The NY Daily News reports that according to the study, global life expectancy at birth for males and females increased by 6.2 years from 65.3 in 1990 to 71.5 in 2013. Additionally, healthy life expectancy at birth rose by 5.4 years, from 56.9 in 1990 to 62.3 in 2013. Mortality and the impact of non-fatal conditions and chronic illnesses like heart and lung diseases, diabetes and serious injuries are taken into account when analyzing healthy life expectancy, as these minimizes the quality of life and imposes heavy cost and resource burdens.
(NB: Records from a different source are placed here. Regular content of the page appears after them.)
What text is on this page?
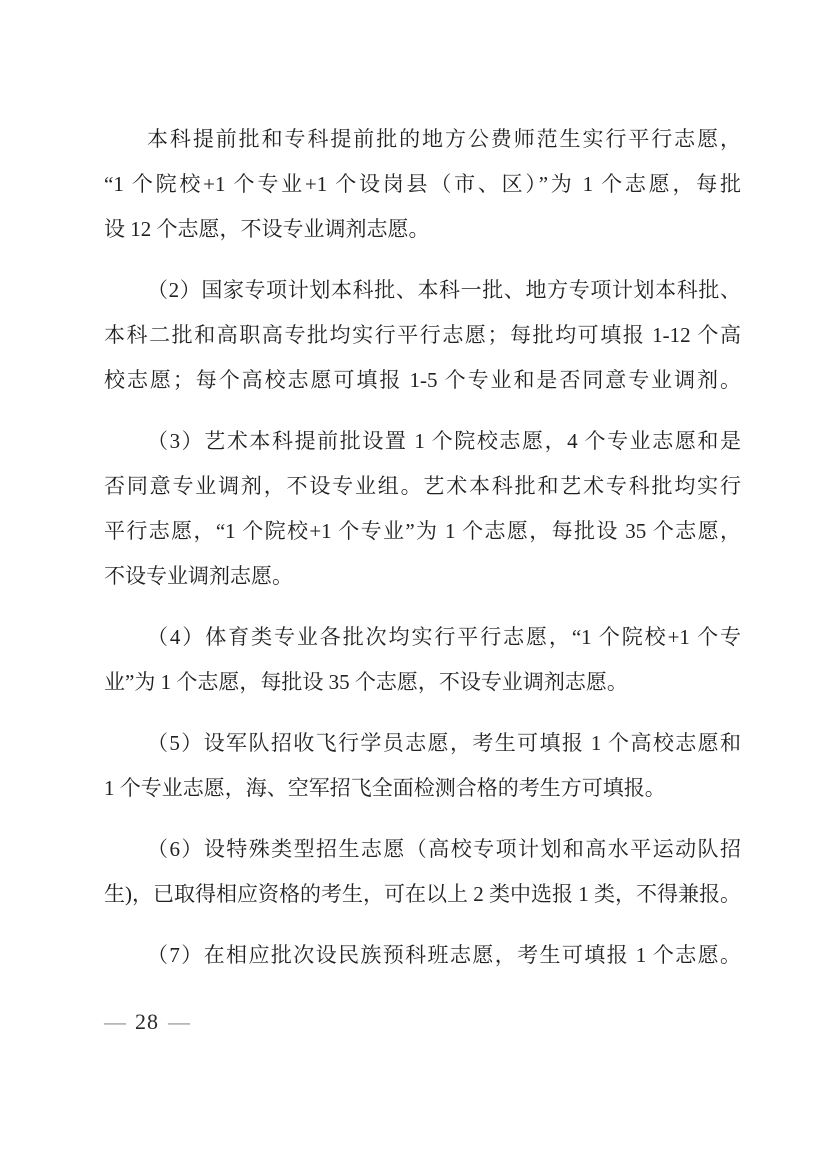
本科提前批和专科提前批的地方公费师范生实行平行志愿，
“1 个院校+1 个专业+1 个设岗县（市、区）”为 1 个志愿，每批
设 12 个志愿，不设专业调剂志愿。
（2）国家专项计划本科批、本科一批、地方专项计划本科批、
本科二批和高职高专批均实行平行志愿；每批均可填报 1-12 个高
校志愿；每个高校志愿可填报 1-5 个专业和是否同意专业调剂。
（3）艺术本科提前批设置 1 个院校志愿，4 个专业志愿和是
否同意专业调剂，不设专业组。艺术本科批和艺术专科批均实行
平行志愿，“1 个院校+1 个专业”为 1 个志愿，每批设 35 个志愿，
不设专业调剂志愿。
（4）体育类专业各批次均实行平行志愿，“1 个院校+1 个专
业”为 1 个志愿，每批设 35 个志愿，不设专业调剂志愿。
（5）设军队招收飞行学员志愿，考生可填报 1 个高校志愿和
1 个专业志愿，海、空军招飞全面检测合格的考生方可填报。
（6）设特殊类型招生志愿（高校专项计划和高水平运动队招
生)，已取得相应资格的考生，可在以上 2 类中选报 1 类，不得兼报。
（7）在相应批次设民族预科班志愿，考生可填报 1 个志愿。
— 28 —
The research studied 188 counties, and results revealed that in most countries, the changes in healthy life expectancy in the period between 1990 and 2013 were "significant and positive." In places such as Belize, Botswana and Seria, healthy life expectancy was relatively the same in 2013 as in 1990. In fact, life expectancy in Botswana and Belize decreased by 2 and 1.3 years, respectively.

Results also showed that in South Africa, Paraguay and Belarus, life expectancy has decreased, while in Lesotho and Swaziland, those who are born in 2013 could expect to live 10 less healthy years than those born 20 years earlier. Additionally, Lesotho had the world's lowest healthy life expectancy in 2014 at 42 years, in contrast to Japan's, which had the highest at 73.4 years. According to the study, since 1990, life expectancy in Nicaraguans and Cambodians increased to 14.7 and 13.9, respectively.

CBS News reports that in 2013, the leading causes of death globally were heart disease, lower respiratory infections, stroke, low back and neck pain, road injuries, diarrhea, chronic obstructive pulmonary disease, premature birth complications, HIV/AIDS and malaria. Additionally, health decline due to HIV/AIDS increased by 341 percent between 1990 and 2013, but decreased by 24 percent since 2005, due to international efforts on battling the disease.

Reuters reports that according to Theo Vos, a professor at the Institute of Health Metrics and Evaluation at the University of Washington who led the study, "The world has made great progress in health, but now the challenge is to invest in finding more effective ways of preventing or treating the major causes of illness and disability."